• “Mouse’s First Christmas” by Lauren Thompson — This 2003 release introduces the eponymous rodent — as well as many young readers — to all the images, smells, and traditions from this time of year.
“It gives you an introduction to the very basic symbols and signs associated with Christmas,” said Sexton. “It’s a very simple story with wonderful illustrations.”
• “Dinosaur vs. Santa” by Bob Shea — Seems like an odd combo, perhaps, but when a young dinosaur roars his way to completing various holiday tasks in this newly-released book, it’s “Jurassic Park” meets the North Pole.
“Dinosaur lovers love this book,” said Sexton, who confirmed a reporter’s suspicion that the story is popular among little boys.
• “The Polar Express” by Chris Van Allsburg — The book has been a favorite since the mid-’80s, and in 2004 became a Christmas classic as a film as well.
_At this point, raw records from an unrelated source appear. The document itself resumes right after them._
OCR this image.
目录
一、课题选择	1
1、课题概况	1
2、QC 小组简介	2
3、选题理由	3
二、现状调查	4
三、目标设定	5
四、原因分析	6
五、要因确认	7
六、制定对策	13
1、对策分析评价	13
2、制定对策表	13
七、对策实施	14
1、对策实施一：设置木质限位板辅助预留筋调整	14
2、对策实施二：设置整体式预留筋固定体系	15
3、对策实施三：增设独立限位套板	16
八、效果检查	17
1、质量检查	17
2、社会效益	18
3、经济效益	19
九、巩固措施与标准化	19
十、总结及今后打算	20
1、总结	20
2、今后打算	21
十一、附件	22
Still, for Sexton, it’s hard to replace the sensation gained from seeing the illustrations and reading the story of a boy whose faith in the magic of the holiday is restored by a nocturnal train journey to the North Pole.
“I get cold chills whenever I read this,” said Sexton. “I never read it without having a bell in my hand — I can still hear that bell ringing. It’s not a new (book), but it’s one of the wonderful old stand-bys that work well every Christmas.”
• Also in demand are informational books about the origins of the holiday season as we know it today — and as others know it.
“We get a lot of people who want books about Christmas in other countries and other traditions,” said Sexton. “A lot of people have been coming in asking about why we have Santa Claus, or St. Nicholas vs. Santa Claus, we’ve been giving out information on that too.